Até o deserto floresce!…
Fahima Spielmann
Infecundidade, fastio, desolação, abandono, aridez, perigo… Interrompamos aqui esta lista de enfadonhos substantivos para qualificar uma obra tão emblemática saída das mãos de Deus: o deserto.
Talvez o leitor esteja se perguntando como pode ser possível encontrar alguma simpatia ou atração em tanto calor e areia. Para desvendar esta incógnita, comecemos por recordar que a criação não é fruto do acaso e se deitarmos um olhar menos superficial sobre o mundo em torno de nós, veremos que todas as coisas remetem a uma realidade mais alta.

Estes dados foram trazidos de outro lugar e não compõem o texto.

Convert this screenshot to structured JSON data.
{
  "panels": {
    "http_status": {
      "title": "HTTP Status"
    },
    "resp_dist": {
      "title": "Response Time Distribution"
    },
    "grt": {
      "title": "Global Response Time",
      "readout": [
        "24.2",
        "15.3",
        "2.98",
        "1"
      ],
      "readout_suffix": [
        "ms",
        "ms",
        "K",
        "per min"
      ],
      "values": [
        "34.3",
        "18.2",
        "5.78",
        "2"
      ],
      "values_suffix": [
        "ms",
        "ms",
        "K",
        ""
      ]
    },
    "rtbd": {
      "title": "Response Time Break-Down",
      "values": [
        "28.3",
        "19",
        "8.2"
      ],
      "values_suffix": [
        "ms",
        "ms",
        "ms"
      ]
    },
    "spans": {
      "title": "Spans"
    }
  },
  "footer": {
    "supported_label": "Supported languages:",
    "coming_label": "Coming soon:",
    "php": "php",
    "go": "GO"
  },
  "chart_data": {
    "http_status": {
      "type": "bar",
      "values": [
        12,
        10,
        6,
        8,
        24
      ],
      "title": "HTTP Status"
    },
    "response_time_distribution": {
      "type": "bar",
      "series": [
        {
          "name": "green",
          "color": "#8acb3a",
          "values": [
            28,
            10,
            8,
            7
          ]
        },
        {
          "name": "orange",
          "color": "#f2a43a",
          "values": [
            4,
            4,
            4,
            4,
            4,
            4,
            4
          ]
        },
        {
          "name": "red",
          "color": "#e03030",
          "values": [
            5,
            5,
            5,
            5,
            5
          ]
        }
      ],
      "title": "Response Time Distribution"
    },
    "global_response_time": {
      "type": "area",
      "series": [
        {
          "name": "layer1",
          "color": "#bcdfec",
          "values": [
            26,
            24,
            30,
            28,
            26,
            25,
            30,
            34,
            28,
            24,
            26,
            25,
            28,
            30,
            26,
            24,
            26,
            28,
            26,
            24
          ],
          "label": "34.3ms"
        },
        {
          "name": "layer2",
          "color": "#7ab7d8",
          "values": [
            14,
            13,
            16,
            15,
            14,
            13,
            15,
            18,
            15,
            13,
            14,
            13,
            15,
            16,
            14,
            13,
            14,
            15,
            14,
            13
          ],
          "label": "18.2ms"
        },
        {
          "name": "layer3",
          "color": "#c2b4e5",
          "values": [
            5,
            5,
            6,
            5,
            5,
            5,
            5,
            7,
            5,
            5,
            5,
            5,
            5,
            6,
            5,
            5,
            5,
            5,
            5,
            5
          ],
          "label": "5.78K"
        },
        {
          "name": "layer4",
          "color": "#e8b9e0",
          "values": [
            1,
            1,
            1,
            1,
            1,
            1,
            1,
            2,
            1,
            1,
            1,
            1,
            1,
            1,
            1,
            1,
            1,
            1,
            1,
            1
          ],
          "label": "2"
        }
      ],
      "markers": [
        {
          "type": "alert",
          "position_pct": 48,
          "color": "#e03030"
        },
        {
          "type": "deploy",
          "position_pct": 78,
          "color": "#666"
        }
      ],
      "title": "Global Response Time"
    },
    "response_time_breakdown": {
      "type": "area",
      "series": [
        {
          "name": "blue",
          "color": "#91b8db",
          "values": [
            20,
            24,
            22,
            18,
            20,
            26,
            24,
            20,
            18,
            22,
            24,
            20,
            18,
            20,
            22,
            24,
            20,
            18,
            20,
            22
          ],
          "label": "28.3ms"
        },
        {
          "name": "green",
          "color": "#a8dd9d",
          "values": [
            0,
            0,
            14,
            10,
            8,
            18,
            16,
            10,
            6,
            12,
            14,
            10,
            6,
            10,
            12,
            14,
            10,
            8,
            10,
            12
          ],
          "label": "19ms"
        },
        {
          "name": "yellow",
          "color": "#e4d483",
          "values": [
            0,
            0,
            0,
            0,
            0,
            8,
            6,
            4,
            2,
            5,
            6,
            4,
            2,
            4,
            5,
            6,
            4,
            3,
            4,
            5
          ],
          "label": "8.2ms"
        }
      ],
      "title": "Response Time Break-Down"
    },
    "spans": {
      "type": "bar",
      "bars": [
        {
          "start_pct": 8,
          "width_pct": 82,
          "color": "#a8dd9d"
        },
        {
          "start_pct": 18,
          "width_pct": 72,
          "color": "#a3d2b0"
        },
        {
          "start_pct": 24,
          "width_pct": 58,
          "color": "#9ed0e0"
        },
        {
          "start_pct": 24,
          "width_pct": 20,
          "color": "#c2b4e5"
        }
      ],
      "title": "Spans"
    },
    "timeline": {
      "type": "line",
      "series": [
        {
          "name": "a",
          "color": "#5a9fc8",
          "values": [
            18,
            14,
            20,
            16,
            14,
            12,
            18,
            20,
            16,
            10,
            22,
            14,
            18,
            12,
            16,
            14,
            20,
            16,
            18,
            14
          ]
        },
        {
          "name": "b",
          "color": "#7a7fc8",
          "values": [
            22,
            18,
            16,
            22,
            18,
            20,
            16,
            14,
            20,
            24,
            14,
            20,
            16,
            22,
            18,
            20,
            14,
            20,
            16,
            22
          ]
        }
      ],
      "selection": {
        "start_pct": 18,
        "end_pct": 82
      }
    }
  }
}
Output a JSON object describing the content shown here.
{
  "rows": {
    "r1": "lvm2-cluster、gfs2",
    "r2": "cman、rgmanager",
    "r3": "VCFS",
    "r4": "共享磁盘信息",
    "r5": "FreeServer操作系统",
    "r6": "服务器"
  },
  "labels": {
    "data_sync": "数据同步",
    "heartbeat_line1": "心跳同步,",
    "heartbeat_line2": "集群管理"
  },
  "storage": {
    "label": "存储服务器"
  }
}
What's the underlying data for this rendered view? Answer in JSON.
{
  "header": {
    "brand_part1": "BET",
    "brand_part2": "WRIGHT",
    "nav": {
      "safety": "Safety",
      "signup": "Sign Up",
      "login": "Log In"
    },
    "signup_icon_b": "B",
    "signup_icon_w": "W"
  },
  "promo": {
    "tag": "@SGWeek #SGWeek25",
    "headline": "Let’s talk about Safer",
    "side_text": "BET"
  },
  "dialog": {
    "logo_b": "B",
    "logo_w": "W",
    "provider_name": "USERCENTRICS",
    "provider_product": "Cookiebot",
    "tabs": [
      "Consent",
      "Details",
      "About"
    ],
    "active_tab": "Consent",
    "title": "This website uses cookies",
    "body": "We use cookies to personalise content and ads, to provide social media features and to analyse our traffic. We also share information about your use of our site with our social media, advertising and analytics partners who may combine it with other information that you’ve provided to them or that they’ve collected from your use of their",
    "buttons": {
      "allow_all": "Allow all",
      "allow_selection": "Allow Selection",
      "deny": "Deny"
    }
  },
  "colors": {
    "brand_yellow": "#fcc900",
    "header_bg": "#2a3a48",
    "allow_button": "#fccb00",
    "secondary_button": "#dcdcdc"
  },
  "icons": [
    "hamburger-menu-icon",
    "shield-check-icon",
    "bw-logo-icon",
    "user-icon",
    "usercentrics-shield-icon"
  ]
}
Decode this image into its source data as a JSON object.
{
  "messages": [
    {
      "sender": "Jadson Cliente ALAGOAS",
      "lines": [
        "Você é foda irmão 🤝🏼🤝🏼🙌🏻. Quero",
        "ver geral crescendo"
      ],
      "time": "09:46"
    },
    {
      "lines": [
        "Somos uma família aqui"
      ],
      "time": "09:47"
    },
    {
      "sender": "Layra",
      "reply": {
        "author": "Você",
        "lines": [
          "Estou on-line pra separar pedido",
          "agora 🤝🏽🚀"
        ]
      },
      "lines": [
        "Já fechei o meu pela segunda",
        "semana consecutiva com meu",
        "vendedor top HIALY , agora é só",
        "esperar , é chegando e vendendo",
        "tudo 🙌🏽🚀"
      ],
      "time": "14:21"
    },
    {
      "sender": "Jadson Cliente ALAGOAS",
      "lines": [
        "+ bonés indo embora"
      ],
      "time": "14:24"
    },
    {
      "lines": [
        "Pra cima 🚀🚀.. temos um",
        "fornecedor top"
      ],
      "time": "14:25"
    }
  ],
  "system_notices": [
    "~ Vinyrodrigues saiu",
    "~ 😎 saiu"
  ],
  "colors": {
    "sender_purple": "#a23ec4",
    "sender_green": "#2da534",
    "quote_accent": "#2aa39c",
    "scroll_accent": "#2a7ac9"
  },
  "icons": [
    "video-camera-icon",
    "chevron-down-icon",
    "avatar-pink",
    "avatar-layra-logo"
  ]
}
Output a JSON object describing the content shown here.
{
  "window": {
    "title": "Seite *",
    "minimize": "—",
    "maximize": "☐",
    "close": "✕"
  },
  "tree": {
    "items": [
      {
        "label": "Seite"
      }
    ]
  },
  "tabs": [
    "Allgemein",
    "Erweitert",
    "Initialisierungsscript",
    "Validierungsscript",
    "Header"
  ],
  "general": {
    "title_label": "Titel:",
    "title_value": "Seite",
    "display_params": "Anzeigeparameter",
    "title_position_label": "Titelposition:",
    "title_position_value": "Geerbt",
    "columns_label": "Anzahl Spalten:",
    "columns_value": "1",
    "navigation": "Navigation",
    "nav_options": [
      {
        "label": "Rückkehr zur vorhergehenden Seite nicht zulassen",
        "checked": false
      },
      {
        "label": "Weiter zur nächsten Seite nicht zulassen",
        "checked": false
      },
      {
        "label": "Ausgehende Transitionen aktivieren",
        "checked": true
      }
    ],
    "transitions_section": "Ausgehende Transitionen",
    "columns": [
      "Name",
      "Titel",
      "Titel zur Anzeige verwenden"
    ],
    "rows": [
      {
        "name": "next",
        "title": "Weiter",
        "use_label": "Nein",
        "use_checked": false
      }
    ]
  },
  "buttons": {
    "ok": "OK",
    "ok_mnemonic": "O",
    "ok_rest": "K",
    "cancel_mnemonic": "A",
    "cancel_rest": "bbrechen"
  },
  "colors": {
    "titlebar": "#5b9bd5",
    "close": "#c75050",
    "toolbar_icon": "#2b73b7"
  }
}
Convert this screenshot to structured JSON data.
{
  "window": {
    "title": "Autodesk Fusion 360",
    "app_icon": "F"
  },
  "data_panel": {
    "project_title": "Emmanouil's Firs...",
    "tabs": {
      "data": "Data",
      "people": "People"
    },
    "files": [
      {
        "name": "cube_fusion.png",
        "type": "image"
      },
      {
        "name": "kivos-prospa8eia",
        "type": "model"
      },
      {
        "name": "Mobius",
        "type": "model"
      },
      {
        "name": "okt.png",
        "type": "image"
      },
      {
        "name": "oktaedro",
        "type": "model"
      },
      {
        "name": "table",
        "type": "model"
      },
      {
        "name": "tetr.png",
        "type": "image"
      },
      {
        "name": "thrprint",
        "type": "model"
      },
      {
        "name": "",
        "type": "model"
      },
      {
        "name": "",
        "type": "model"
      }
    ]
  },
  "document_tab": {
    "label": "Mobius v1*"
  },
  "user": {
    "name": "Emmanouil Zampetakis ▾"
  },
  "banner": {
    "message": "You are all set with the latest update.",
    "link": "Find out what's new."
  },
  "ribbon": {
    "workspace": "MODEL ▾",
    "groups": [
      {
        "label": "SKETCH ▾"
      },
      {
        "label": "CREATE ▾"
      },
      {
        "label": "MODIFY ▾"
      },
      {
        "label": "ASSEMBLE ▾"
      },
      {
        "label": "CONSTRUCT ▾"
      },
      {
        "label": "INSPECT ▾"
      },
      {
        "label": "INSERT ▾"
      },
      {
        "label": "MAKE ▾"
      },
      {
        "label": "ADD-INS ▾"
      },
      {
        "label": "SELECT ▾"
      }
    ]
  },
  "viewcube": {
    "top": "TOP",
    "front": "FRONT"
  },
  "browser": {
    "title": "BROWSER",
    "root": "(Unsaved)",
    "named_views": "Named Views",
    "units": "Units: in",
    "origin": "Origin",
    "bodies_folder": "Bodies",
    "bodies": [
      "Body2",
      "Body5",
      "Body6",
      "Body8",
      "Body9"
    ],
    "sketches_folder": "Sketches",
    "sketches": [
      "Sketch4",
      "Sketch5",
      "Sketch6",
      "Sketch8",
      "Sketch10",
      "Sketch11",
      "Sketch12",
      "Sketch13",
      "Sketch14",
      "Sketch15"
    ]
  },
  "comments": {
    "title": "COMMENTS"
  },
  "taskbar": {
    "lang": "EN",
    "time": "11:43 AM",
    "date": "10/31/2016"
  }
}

Escolhido pelo Criador como cenário de peregrinação do povo judeu por quarenta anos, o deserto bem pode simbolizar uma situação pela qual todos devem passar, por desígnio da Providência, tendo em vista o próprio crescimento espiritual: a provação ou a aridez. Em quaisquer desses estados, a alma tem a impressão de serem infrutíferos todos os seus esforços; o avançar na virtude, que antes parecia ter asas, aos poucos vai se tornando mais lento; o caminhar se transforma num arrastar-se que parece sem proveito ou efeito algum. No panorama, nenhuma nuvem condescende em fazer-lhe sombra para protegê-la do sol causticante. Todas as lutas e obstáculos a enfrentar, que antes a entusiasmavam, agora se lhe afiguram como algo pesado e até insuportável! E quando desponta nesse deserto espiritual alguma expectativa de alívio, como um verdejante oásis na imensidão inóspita, ela logo se esvai, deixando na alma a sensação de encontrar-se em meio a uma tempestade, não de areia, mas de confusão interior.
Por mais absurda que possa parecer a afirmação, este é um dos mais belos momentos da vida de alguém! Pois se a alma confiar em Deus e perseverar, as areias se transformarão em formosas flores. E quanto mais longa tiver sido a aridez, tanto maior será a fecundidade quando aprouver à Divina Providência irrigar a alma, pois “as grandes esperas são exatamente o prelúdio dos grandes dons de Deus”.1
Isto se verifica em desertos como o do Atacama, no Chile, o de Sonora, na América do Norte, ou o do Kalahari, no Sul da África. Estéreis durante quase todo o ano, as raríssimas chuvas com as quais são beneficiados fazem desabrochar neles numerosas flores de singular beleza, cujas sementes jaziam sob o solo durante meses ou anos. Imagem da alma que, em meio às agruras da vida, oferece a Deus suas dificuldades, prossegue seu combate confiando contra todas as aparências, persevera com firmeza verdadeiramente cristã e se renova ao receber algumas gotas de graça.
Entretanto, as graças cairão em torrentes se para tal concorrer um simples querer d’Aquela que a piedade católica chama de Maria fons. Ela, mais do que uma fonte encontrada por um sedento no deserto, é a Medianeira do manancial das graças, Cristo Jesus, e deseja nos conceder a água viva por Ele prometida à samaritana: “O que beber da água que Eu lhe der jamais terá sede. A água que Eu lhe der virá a ser nele fonte de água, que jorrará até a vida eterna” (Jo 4, 14).
Saibamos recorrer a Ela em nossos momentos de aridez, sem jamais perder a esperança de que no areal das debilidades de nossa alma sempre poderão vicejar novos frutos de virtude. Ao longo de nosso peregrinar terreno rumo ao Jardim celeste, nunca nos esqueçamos desta consoladora verdade: pela intercessão de Maria, não só a boa semente produz cem por um em nossa seara, mas até o deserto floresce!…
1CORRÊA DE OLIVEIRA. Plinio. Conferência. São Paulo, 23 mar. 1970.